Jakarta – Pemerintah bergerak cepat merespons potensi kerawanan bangunan pesantren di seluruh Indonesia. Satuan Tugas (Satgas) Penataan Pembangunan Pesantren resmi dibentuk untuk melakukan audit dan rehabilitasi.
Satgas ini akan proaktif menindaklanjuti laporan dan terjun langsung mengecek kondisi bangunan pesantren.

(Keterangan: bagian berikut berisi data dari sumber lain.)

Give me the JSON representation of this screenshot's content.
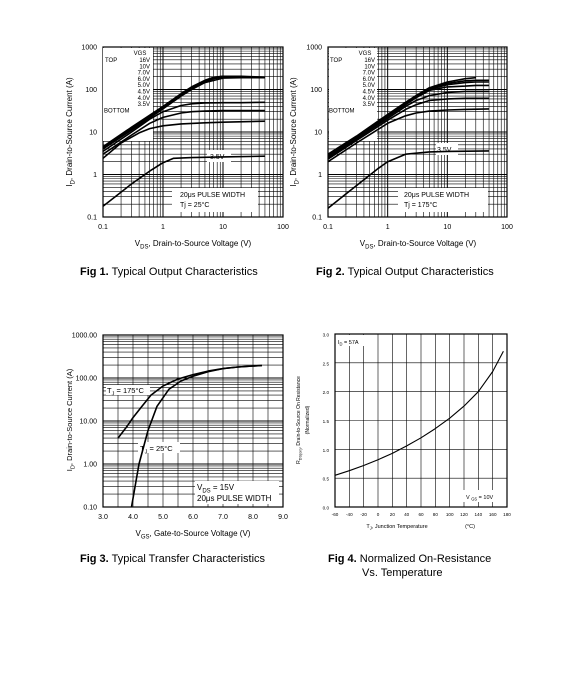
{
  "chart_data": [
    {
      "type": "line",
      "id": "fig1",
      "x_scale": "log",
      "y_scale": "log",
      "xlim": [
        0.1,
        100
      ],
      "ylim": [
        0.1,
        1000
      ],
      "x_ticks": [
        "0.1",
        "1",
        "10",
        "100"
      ],
      "y_ticks": [
        "1000",
        "100",
        "10",
        "1",
        "0.1"
      ],
      "ylabel_sym": "I",
      "ylabel_sub": "D",
      "ylabel_rest": ", Drain-to-Source Current (A)",
      "xlabel_sym": "V",
      "xlabel_sub": "DS",
      "xlabel_rest": ", Drain-to-Source Voltage (V)",
      "legend": {
        "header": "VGS",
        "top_label": "TOP",
        "bottom_label": "BOTTOM",
        "values": [
          "16V",
          "10V",
          "7.0V",
          "6.0V",
          "5.0V",
          "4.5V",
          "4.0V",
          "3.5V"
        ]
      },
      "curve_label": "3.5V",
      "annotations": [
        "20μs PULSE WIDTH",
        "Tj = 25°C"
      ],
      "series": [
        {
          "name": "16V",
          "x": [
            0.1,
            0.3,
            1,
            2,
            3,
            5,
            7,
            10,
            20,
            30,
            50
          ],
          "y": [
            4.5,
            13,
            40,
            80,
            115,
            165,
            195,
            205,
            205,
            200,
            195
          ]
        },
        {
          "name": "10V",
          "x": [
            0.1,
            0.3,
            1,
            2,
            3,
            5,
            7,
            10,
            20,
            30,
            50
          ],
          "y": [
            4.3,
            12,
            38,
            76,
            110,
            158,
            190,
            205,
            200,
            198,
            195
          ]
        },
        {
          "name": "7.0V",
          "x": [
            0.1,
            0.3,
            1,
            2,
            3,
            5,
            7,
            10,
            20,
            30,
            50
          ],
          "y": [
            4.1,
            11.5,
            36,
            72,
            105,
            150,
            180,
            195,
            198,
            195,
            192
          ]
        },
        {
          "name": "6.0V",
          "x": [
            0.1,
            0.3,
            1,
            2,
            3,
            5,
            10,
            20,
            30,
            50
          ],
          "y": [
            4.0,
            11,
            35,
            70,
            100,
            145,
            185,
            190,
            190,
            190
          ]
        },
        {
          "name": "5.0V",
          "x": [
            0.1,
            0.3,
            0.6,
            1,
            2,
            3,
            5,
            10,
            20,
            50
          ],
          "y": [
            3.5,
            10,
            20,
            30,
            42,
            46,
            48,
            49,
            49,
            50
          ]
        },
        {
          "name": "4.5V",
          "x": [
            0.1,
            0.3,
            0.6,
            1,
            2,
            3,
            5,
            10,
            20,
            50
          ],
          "y": [
            3.0,
            8.5,
            16,
            22,
            28,
            30,
            31,
            32,
            32,
            32
          ]
        },
        {
          "name": "4.0V",
          "x": [
            0.1,
            0.2,
            0.4,
            0.6,
            1,
            2,
            5,
            10,
            50
          ],
          "y": [
            2.4,
            5.5,
            9.5,
            12,
            14,
            15.5,
            16.5,
            17,
            18
          ]
        },
        {
          "name": "3.5V",
          "x": [
            0.1,
            0.3,
            0.6,
            1,
            1.5,
            3,
            10,
            50
          ],
          "y": [
            0.18,
            0.6,
            1.2,
            1.9,
            2.4,
            2.5,
            2.6,
            2.7
          ]
        }
      ]
    },
    {
      "type": "line",
      "id": "fig2",
      "x_scale": "log",
      "y_scale": "log",
      "xlim": [
        0.1,
        100
      ],
      "ylim": [
        0.1,
        1000
      ],
      "x_ticks": [
        "0.1",
        "1",
        "10",
        "100"
      ],
      "y_ticks": [
        "1000",
        "100",
        "10",
        "1",
        "0.1"
      ],
      "ylabel_sym": "I",
      "ylabel_sub": "D",
      "ylabel_rest": ", Drain-to-Source Current (A)",
      "xlabel_sym": "V",
      "xlabel_sub": "DS",
      "xlabel_rest": ", Drain-to-Source Voltage (V)",
      "legend": {
        "header": "VGS",
        "top_label": "TOP",
        "bottom_label": "BOTTOM",
        "values": [
          "16V",
          "10V",
          "7.0V",
          "6.0V",
          "5.0V",
          "4.5V",
          "4.0V",
          "3.5V"
        ]
      },
      "curve_label": "3.5V",
      "annotations": [
        "20μs PULSE WIDTH",
        "Tj = 175°C"
      ],
      "series": [
        {
          "name": "16V",
          "x": [
            0.1,
            0.3,
            1,
            2,
            3,
            5,
            10,
            20,
            30
          ],
          "y": [
            3.0,
            8,
            26,
            50,
            72,
            110,
            150,
            180,
            190
          ]
        },
        {
          "name": "10V",
          "x": [
            0.1,
            0.3,
            1,
            2,
            3,
            5,
            10,
            20,
            30,
            50
          ],
          "y": [
            2.9,
            7.7,
            25,
            48,
            70,
            105,
            140,
            160,
            165,
            165
          ]
        },
        {
          "name": "7.0V",
          "x": [
            0.1,
            0.3,
            1,
            2,
            3,
            5,
            10,
            20,
            30,
            50
          ],
          "y": [
            2.8,
            7.4,
            24,
            46,
            67,
            100,
            130,
            145,
            150,
            150
          ]
        },
        {
          "name": "6.0V",
          "x": [
            0.1,
            0.3,
            1,
            2,
            3,
            5,
            10,
            20,
            30,
            50
          ],
          "y": [
            2.7,
            7.2,
            23,
            44,
            64,
            95,
            115,
            120,
            125,
            125
          ]
        },
        {
          "name": "5.0V",
          "x": [
            0.1,
            0.3,
            1,
            2,
            3,
            5,
            10,
            20,
            30,
            50
          ],
          "y": [
            2.5,
            6.8,
            21,
            40,
            55,
            72,
            85,
            90,
            90,
            90
          ]
        },
        {
          "name": "4.5V",
          "x": [
            0.1,
            0.3,
            1,
            2,
            3,
            5,
            10,
            20,
            30,
            50
          ],
          "y": [
            2.3,
            6.3,
            19,
            34,
            44,
            55,
            60,
            62,
            62,
            62
          ]
        },
        {
          "name": "4.0V",
          "x": [
            0.1,
            0.3,
            1,
            2,
            3,
            5,
            10,
            20,
            50
          ],
          "y": [
            2.0,
            5.5,
            16,
            24,
            28,
            31,
            33,
            34,
            35
          ]
        },
        {
          "name": "3.5V",
          "x": [
            0.1,
            0.2,
            0.4,
            0.7,
            1,
            2,
            5,
            10,
            50
          ],
          "y": [
            0.16,
            0.35,
            0.75,
            1.4,
            2.0,
            3.0,
            3.4,
            3.5,
            3.6
          ]
        }
      ]
    },
    {
      "type": "line",
      "id": "fig3",
      "x_scale": "linear",
      "y_scale": "log",
      "xlim": [
        3.0,
        9.0
      ],
      "ylim": [
        0.1,
        1000
      ],
      "x_ticks": [
        "3.0",
        "4.0",
        "5.0",
        "6.0",
        "7.0",
        "8.0",
        "9.0"
      ],
      "y_ticks": [
        "1000.00",
        "100.00",
        "10.00",
        "1.00",
        "0.10"
      ],
      "ylabel_sym": "I",
      "ylabel_sub": "D",
      "ylabel_rest": ", Drain-to-Source Current (A)",
      "xlabel_sym": "V",
      "xlabel_sub": "GS",
      "xlabel_rest": ", Gate-to-Source Voltage (V)",
      "curve_labels": [
        {
          "pre": "T",
          "sub": "J",
          "post": " = 175°C"
        },
        {
          "pre": "T",
          "sub": "J",
          "post": " = 25°C"
        }
      ],
      "annotations": [
        {
          "pre": "V",
          "sub": "DS",
          "post": " = 15V"
        },
        {
          "pre": "20μs PULSE WIDTH",
          "sub": "",
          "post": ""
        }
      ],
      "series": [
        {
          "name": "TJ = 175°C",
          "x": [
            3.5,
            3.8,
            4.0,
            4.3,
            4.6,
            5.0,
            5.5,
            6.0,
            6.5,
            7.0,
            7.5,
            8.0,
            8.3
          ],
          "y": [
            4.0,
            7.5,
            12,
            22,
            40,
            65,
            95,
            120,
            145,
            165,
            180,
            190,
            195
          ]
        },
        {
          "name": "TJ = 25°C",
          "x": [
            3.95,
            4.2,
            4.5,
            4.8,
            5.2,
            5.6,
            6.0,
            6.5,
            7.0,
            7.5,
            8.0,
            8.3
          ],
          "y": [
            0.1,
            1.0,
            6.0,
            22,
            55,
            85,
            110,
            140,
            165,
            180,
            190,
            195
          ]
        }
      ]
    },
    {
      "type": "line",
      "id": "fig4",
      "x_scale": "linear",
      "y_scale": "linear",
      "xlim": [
        -60,
        180
      ],
      "ylim": [
        0.0,
        3.0
      ],
      "x_ticks": [
        "-60",
        "-40",
        "-20",
        "0",
        "20",
        "40",
        "60",
        "80",
        "100",
        "120",
        "140",
        "160",
        "180"
      ],
      "y_ticks": [
        "3.0",
        "2.5",
        "2.0",
        "1.5",
        "1.0",
        "0.5",
        "0.0"
      ],
      "ylabel_sym": "R",
      "ylabel_sub": "DS(on)",
      "ylabel_rest": ", Drain-to-Source On Resistance",
      "ylabel_line2": "(Normalized)",
      "xlabel_sym": "T",
      "xlabel_sub": "J",
      "xlabel_rest": ", Junction Temperature",
      "xunit": "(°C)",
      "annotations": [
        {
          "pre": "I",
          "sub": "D",
          "post": " = 57A"
        },
        {
          "pre": "V ",
          "sub": "GS",
          "post": " = 10V"
        }
      ],
      "series": [
        {
          "name": "RDS(on)",
          "x": [
            -60,
            -40,
            -20,
            0,
            20,
            40,
            60,
            80,
            100,
            120,
            140,
            160,
            175
          ],
          "y": [
            0.55,
            0.63,
            0.72,
            0.82,
            0.93,
            1.06,
            1.2,
            1.36,
            1.54,
            1.75,
            2.0,
            2.35,
            2.7
          ]
        }
      ]
    }
  ],
  "captions": [
    {
      "num": "Fig 1.",
      "text": "Typical Output Characteristics",
      "text2": ""
    },
    {
      "num": "Fig 2.",
      "text": "Typical Output Characteristics",
      "text2": ""
    },
    {
      "num": "Fig 3.",
      "text": "Typical Transfer Characteristics",
      "text2": ""
    },
    {
      "num": "Fig 4.",
      "text": "Normalized On-Resistance",
      "text2": "Vs. Temperature"
    }
  ]
}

Prioritas utama adalah pesantren dengan kondisi bangunan paling rawan.
Menteri Koordinator Pemberdayaan Masyarakat (Menko PM), Muhaimin Iskandar atau Cak Imin, mengungkapkan beberapa faktor penyebab kerawanan bangunan pesantren.
“Biasanya yang paling rawan itu karena usia (gedung), karena tambal sulamnya, atau karena tidak memiliki standar bangunan,” kata Cak Imin, Jumat (10/10/2025).
Satgas ini melibatkan berbagai pihak, termasuk Kemenko PM, Kementerian Pekerjaan Umum, Kementerian Agama, hingga pemerintah daerah.
“Karena ini kapasitas teknik, kemampuan teknik, maka yang paling terdepan adalah bidang pekerjaan umum,” ujarnya.
Cak Imin berharap semua pihak dapat membantu kerja satgas agar proses audit dan rehabilitasi berjalan cepat dan tepat sasaran.
Dengan jumlah pesantren di Indonesia mencapai sekitar 40 ribu, satgas ini memiliki tugas besar.
“Satgas ini terus bergerak untuk mengantisipasi, mendeteksi, dan melakukan jemput bola. Kita turun berdasarkan data yang kita miliki maupun laporan masyarakat,” jelas Cak Imin.